Alors que l’adjoint au maire Jacques Richir a tenu à souligner, au moment du vote de la délibération, la « parfaite concertation » entre la majorité socialiste et les élus d’opposition écologiste « dans l’intérêt général des habitants du secteur », Martine Aubry n’a pas eu la même appréciation. Après que l’écologiste Julie Nicolas s’est réjouie d’une « première victoire », qu’elle voit comme « l’une des plus belles démonstrations de l’utilité et du rôle essentiel d’opposition constructive », la maire de Lille a laissé s’exprimer son agacement.
« C’est assez curieux de se voir reprocher d’essayer d’attirer la lumière sur soi, alors que les élus d’opposition sont justement ceux qui travaillent dans l’ombre »
« Ça fait plus de quinze ans – vous n’étiez pas là, mais il y avait des collègues à vous, qui ne s’occupaient pas de ce dossier – que nous travaillons sur le dossier Exide, a lancé Martine Aubry.
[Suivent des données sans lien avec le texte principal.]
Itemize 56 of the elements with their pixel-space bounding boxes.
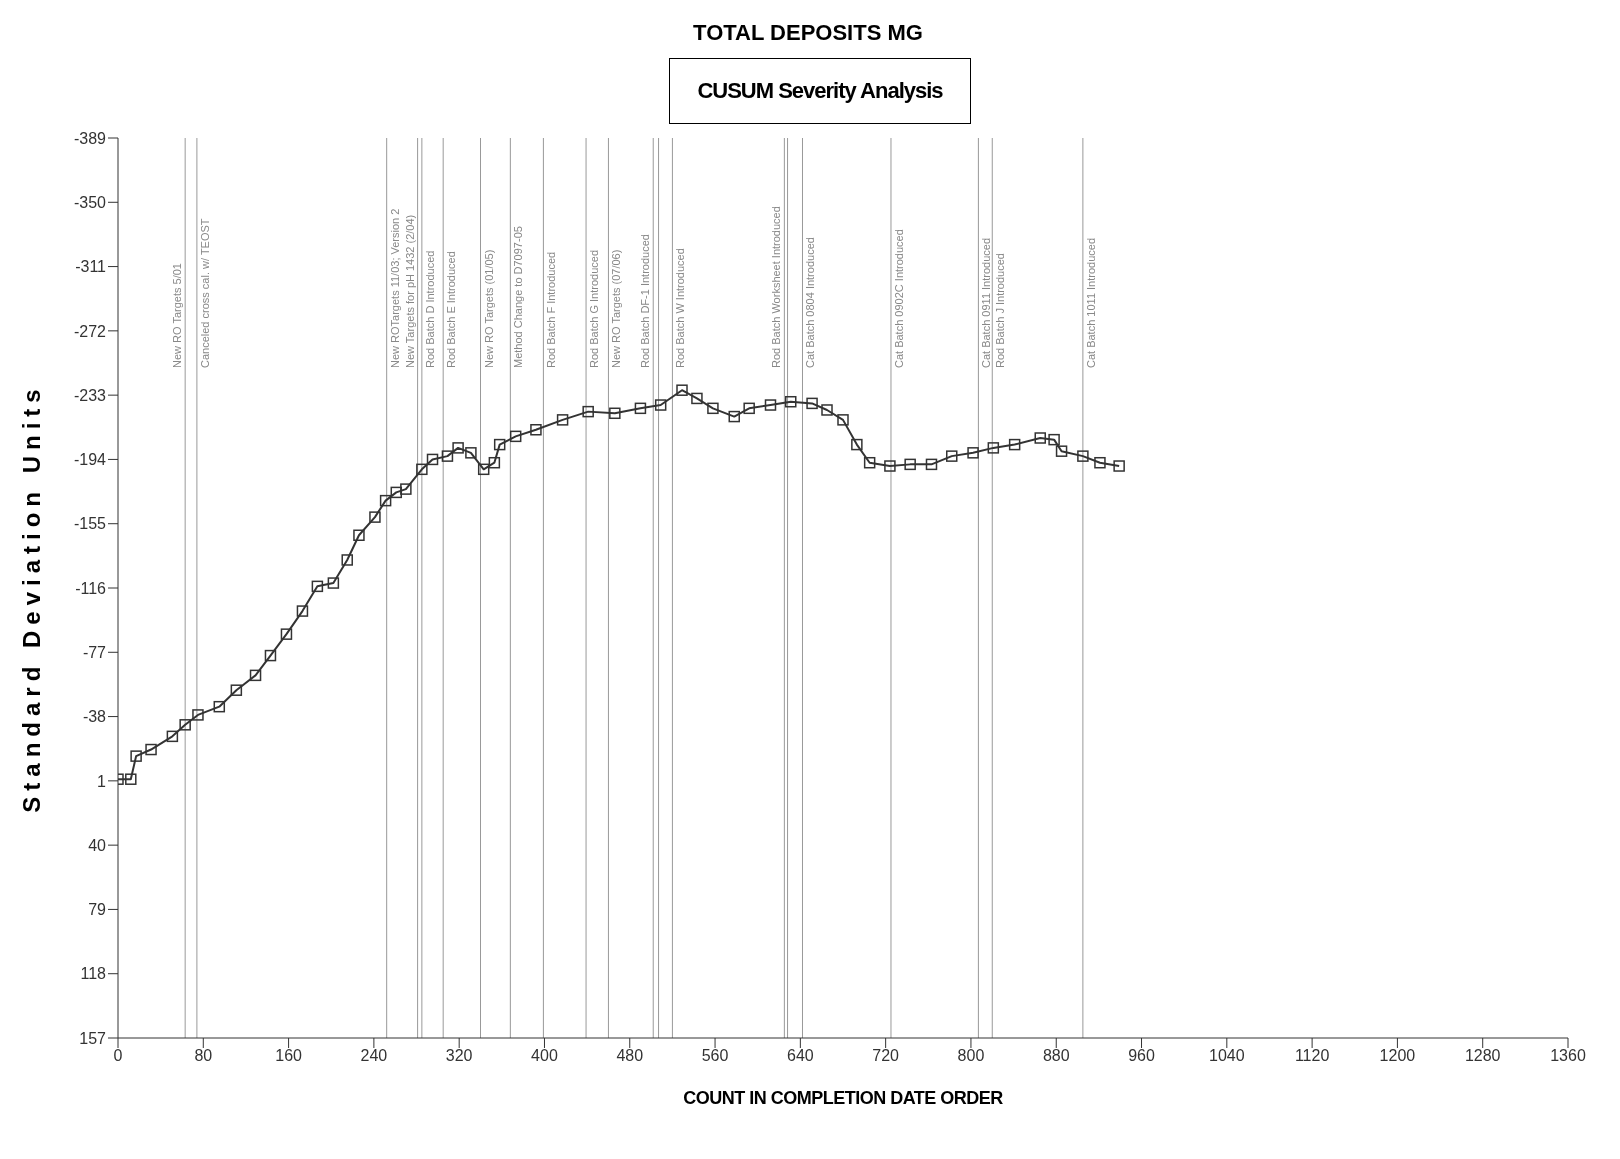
x-tick-label: 720 (872, 1047, 900, 1065)
x-tick-label: 640 (787, 1047, 814, 1065)
y-tick-label: -155 (73, 515, 107, 533)
ref-line-label: New RO Targets 5/01 (171, 263, 184, 368)
x-axis-title: COUNT IN COMPLETION DATE ORDER (682, 1088, 1004, 1109)
ref-line-label: New ROTargets 11/03; Version 2 (388, 208, 401, 368)
text-box: CUSUM Severity Analysis (669, 58, 971, 124)
ref-line-label: Rod Batch J Introduced (994, 253, 1007, 368)
y-tick-label: 1 (97, 772, 107, 790)
y-tick-label: -38 (82, 708, 107, 726)
y-tick-label: -389 (73, 129, 107, 147)
x-tick-label: 1120 (1294, 1047, 1330, 1065)
ref-line-label: Rod Batch W Introduced (674, 248, 687, 368)
y-tick-label: 118 (80, 965, 107, 983)
x-tick-label: 400 (531, 1047, 558, 1065)
chart-title: TOTAL DEPOSITS MG (692, 20, 924, 46)
x-tick-label: 80 (194, 1047, 213, 1065)
x-tick-label: 240 (360, 1047, 388, 1065)
ref-line-label: Cat Batch 1011 Introduced (1084, 237, 1097, 368)
x-tick-label: 1360 (1550, 1047, 1586, 1065)
y-tick-label: -233 (73, 386, 107, 404)
x-tick-label: 800 (957, 1047, 985, 1065)
ref-line-label: Rod Batch DF-1 Introduced (639, 234, 652, 368)
x-tick-label: 320 (445, 1047, 473, 1065)
ref-line-label: Cat Batch 0911 Introduced (980, 237, 993, 368)
y-tick-label: -350 (73, 193, 107, 211)
x-tick-label: 560 (701, 1047, 729, 1065)
ref-line-label: New RO Targets (01/05) (482, 249, 495, 368)
y-tick-label: -311 (75, 258, 107, 276)
x-tick-label: 0 (113, 1047, 123, 1065)
x-tick-label: 1280 (1464, 1047, 1501, 1065)
ref-line-label: Rod Batch F Introduced (545, 251, 558, 368)
ref-line-label: Method Change to D7097-05 (512, 226, 525, 368)
ref-line-label: Rod Batch G Introduced (588, 249, 601, 368)
ref-line-label: Cat Batch 0804 Introduced (804, 237, 817, 368)
ref-line-label: Rod Batch D Introduced (423, 250, 436, 368)
y-tick-label: -194 (73, 451, 107, 469)
y-tick-label: 79 (88, 901, 107, 919)
y-tick-label: -77 (82, 643, 107, 661)
x-tick-label: 880 (1042, 1047, 1070, 1065)
y-tick-label: 40 (88, 836, 107, 854)
y-tick-label: 157 (79, 1029, 107, 1047)
x-tick-label: 1200 (1379, 1047, 1416, 1065)
x-tick-label: 480 (616, 1047, 644, 1065)
y-axis-title: Standard Deviation Units (18, 383, 46, 813)
x-tick-label: 960 (1128, 1047, 1155, 1065)
x-tick-label: 160 (275, 1047, 303, 1065)
ref-line-label: New RO Targets (07/06) (610, 249, 623, 368)
y-tick-label: -116 (75, 579, 107, 597)
y-tick-label: -272 (73, 322, 107, 340)
ref-line-label: Canceled cross cal. w/ TEOST (198, 218, 211, 368)
ref-line-label: Rod Batch Worksheet Introduced (770, 206, 783, 368)
ref-line-label: Rod Batch E Introduced (445, 251, 458, 368)
x-tick-label: 1040 (1209, 1047, 1245, 1065)
ref-line-label: Cat Batch 0902C Introduced (892, 229, 905, 368)
ref-line-label: New Targets for pH 1432 (2/04) (403, 214, 416, 368)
En quoi est‐ce gênant pour un élu [d’opposition] de reconnaître qu’un travail a été fait ? Vous préférez dire “on est heureux, c’est nous qui, c’est nous que, merci le professeur machin ». Pourquoi vous n’êtes pas capables de dire : on est d’accord, merci de faire cette étude aujourd’hui ? »
« J’ai trouvé cette réaction très violente, témoigne Julie Nicolas, auprès de Mediacités. L’intention de notre intervention n’était pas de dire que rien avait été fait, c’était de souligner que c’était historique, qu’il s’agissait d’une évolution notable de l’action publique. C’est assez curieux de se voir reprocher d’essayer d’attirer la lumière sur soi, alors que les élus d’opposition sont justement ceux qui travaillent dans l’ombre, qui ont de toutes petites indemnités », ajoute‐t‐elle.
« En tant qu’habitante, je n’ai rien vu en dix ans de la part de la mairie de Lille en actions concrètes. Je ne doute pas qu’il y a des réunions et des échanges avec la préfecture, mais ça ne redescendait pas vers les habitants, juge Anne Delvigne. On n’avait pas vu d’avancées. Là, force est de constater qu’avec les tests du professeur Alex Van Geen et la conférence de presse, les choses ont bougé. »
Alors que l’association Après ! assure veiller à « ne pas être instrumentalisée » à des fins politiciennes, Martine Aubry a accusé le groupe écologiste d’avoir « créé une association pour avoir des clients ». Dans le même temps, les services de la Ville de Lille ont fait savoir au collectif de riverains créé il y a deux ans qu’ils souhaitaient les subventionner.